Mafalda teve uma revelação, quando pediu ao pai que lhe mostrasse a Argentina no globo terrestre: “Vivimos boca abajo!”. A heroína de Quino não está longe da verdade: ela apenas viu que os ricos vivem "de cabeça para cima" – o que mostra bem claramente que o 'mapa', como o conhecemos, é uma convenção. Se Mafalda resolveu seu problema, na história em quadrinhos, virando ao contrário o globo terrestre oficial, o australiano Stuart MacArthur, em 1979, desenhou um mapa do mundo em que América Latina, Oceania e África aparecem na parte superior. São dois exemplos que mostram que, embora os mapas sempre sirvam para imaginar o território, o modo como os elementos aparecem distribuídos não é isento nem inocente: pôr umas regiões acima e outras abaixo, à esquerda ou à direita, sempre implica destacar umas mais que outras.
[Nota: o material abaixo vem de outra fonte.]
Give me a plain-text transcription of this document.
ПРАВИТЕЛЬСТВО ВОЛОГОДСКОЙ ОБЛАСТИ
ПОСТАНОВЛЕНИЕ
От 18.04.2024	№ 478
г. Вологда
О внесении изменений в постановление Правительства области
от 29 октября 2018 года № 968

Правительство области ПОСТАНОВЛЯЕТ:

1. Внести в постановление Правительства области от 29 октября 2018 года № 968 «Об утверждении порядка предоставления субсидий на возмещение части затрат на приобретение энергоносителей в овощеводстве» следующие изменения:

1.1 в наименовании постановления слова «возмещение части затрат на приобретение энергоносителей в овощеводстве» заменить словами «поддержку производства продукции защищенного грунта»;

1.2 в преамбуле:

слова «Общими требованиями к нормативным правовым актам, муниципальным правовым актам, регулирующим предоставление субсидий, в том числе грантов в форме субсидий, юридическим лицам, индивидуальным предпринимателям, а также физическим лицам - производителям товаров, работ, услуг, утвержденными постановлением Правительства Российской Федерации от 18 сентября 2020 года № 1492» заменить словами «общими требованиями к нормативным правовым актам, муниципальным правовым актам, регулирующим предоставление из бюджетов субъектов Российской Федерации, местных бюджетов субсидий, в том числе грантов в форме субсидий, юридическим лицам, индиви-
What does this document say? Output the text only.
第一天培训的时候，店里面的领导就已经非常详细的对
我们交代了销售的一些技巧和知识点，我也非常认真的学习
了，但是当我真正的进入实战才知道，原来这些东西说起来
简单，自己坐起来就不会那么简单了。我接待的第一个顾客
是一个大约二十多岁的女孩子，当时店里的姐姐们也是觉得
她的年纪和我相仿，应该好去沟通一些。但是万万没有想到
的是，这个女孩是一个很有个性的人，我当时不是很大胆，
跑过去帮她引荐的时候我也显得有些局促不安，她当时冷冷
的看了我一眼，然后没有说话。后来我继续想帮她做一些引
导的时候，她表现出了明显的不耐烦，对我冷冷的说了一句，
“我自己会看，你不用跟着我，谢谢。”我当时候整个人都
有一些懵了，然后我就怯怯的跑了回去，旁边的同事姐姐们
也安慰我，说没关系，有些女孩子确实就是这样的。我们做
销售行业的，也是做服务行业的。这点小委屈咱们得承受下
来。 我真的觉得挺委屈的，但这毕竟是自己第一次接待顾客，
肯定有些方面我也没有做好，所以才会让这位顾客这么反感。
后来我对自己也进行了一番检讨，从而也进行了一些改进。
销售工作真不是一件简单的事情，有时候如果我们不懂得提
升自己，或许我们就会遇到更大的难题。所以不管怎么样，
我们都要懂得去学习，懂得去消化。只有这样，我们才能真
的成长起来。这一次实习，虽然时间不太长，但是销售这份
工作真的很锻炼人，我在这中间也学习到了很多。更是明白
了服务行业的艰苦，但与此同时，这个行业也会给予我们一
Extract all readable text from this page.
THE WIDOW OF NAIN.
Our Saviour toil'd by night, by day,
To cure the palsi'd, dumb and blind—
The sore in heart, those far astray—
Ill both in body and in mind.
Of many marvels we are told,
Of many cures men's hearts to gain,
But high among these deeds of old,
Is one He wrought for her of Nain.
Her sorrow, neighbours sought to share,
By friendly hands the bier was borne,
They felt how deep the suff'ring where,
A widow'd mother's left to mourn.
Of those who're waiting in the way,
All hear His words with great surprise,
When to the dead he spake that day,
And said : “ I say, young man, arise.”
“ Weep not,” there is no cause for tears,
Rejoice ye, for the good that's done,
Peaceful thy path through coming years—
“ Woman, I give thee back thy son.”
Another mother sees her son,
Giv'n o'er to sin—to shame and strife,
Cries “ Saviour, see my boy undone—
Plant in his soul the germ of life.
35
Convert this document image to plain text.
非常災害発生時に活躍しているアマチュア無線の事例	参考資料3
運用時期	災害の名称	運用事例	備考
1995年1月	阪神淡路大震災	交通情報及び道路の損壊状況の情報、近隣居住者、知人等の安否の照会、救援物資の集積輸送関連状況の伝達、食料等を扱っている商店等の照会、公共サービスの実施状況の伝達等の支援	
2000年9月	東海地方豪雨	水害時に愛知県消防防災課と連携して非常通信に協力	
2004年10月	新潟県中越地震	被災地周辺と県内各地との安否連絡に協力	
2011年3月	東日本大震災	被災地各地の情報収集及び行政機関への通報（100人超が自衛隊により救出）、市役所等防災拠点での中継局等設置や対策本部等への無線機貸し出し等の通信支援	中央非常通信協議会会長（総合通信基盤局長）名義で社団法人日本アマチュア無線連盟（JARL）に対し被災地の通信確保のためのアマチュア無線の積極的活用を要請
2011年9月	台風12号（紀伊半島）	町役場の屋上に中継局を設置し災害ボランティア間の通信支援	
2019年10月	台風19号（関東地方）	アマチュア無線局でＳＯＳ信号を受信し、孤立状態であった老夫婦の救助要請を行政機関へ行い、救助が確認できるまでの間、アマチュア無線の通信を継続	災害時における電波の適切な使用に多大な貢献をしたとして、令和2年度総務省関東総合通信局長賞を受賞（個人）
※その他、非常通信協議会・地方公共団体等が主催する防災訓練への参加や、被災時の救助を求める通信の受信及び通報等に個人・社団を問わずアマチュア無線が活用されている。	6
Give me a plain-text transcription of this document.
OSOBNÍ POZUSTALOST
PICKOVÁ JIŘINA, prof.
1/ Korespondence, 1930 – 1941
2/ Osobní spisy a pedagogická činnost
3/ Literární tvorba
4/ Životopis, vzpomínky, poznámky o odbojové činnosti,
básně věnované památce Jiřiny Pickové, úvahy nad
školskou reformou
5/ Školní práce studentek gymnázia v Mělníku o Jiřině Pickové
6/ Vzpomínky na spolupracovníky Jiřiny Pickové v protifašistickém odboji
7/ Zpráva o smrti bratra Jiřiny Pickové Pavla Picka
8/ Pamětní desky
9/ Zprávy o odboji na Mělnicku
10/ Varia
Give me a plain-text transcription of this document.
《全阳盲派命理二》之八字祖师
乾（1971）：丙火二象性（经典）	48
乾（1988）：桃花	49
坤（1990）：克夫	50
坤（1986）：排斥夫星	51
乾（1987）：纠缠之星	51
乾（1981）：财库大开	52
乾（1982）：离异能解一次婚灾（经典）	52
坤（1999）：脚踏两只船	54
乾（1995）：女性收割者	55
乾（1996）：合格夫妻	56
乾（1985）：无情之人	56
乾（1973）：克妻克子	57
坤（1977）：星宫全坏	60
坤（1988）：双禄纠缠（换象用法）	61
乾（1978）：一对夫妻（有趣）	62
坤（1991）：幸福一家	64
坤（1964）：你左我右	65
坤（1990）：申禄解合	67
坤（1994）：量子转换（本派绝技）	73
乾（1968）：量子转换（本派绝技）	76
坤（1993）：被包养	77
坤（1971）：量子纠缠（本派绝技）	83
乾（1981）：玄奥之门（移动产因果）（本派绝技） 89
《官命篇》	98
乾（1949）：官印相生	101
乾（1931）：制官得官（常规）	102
Em 1979, o australiano Stuart MacArthur apresentou seu mapa do mundo,
no qual América Latina, Oceania e África aparecem na porção superior.
Governar espaços, liberar espaços
Embora já se usem mapas desde a antiguidade, a cartografía só se constituiu como disciplina científica no final do século 19. Como destacam os geógrafos Jeremy Crampton e John Krygier, "o conhecimento espacial ordenou-se e o mundo tornou-se cognoscível mediante cálculos específicos do espaço, necessários por questões de governo". Não por acaso, o uso de mapas viveu sua idade de outro durante o desenvolvimento dos impérios coloniais.
A partir da segunda metade do século 19, a certeza de que os mapas mostram a realidade – e que, de fato, a inventam – desencadeou uma corrente crítica na disciplina. Para essa corrente, os mapas, por mais que os percebamos como 'retrato' objetivo e fidedigno, carregam sempre, implícita, uma visão política: cada mapa propõe uma determinada mirada sobre o território. Apesar disso, a cartografia viveria nova e mais virulenta agitação: hoje, o desenvolvimento de novas ferramentas para explorar o território e a para visualizar dados permite que qualquer pessoa, com um computador e alguma noções de informática desenhe seus próprios mapas. Para Crampton e Krygier, a disciplina “está sendo liberada das prateleiras e campos acadêmicos, para abrir-se ao homem comum”.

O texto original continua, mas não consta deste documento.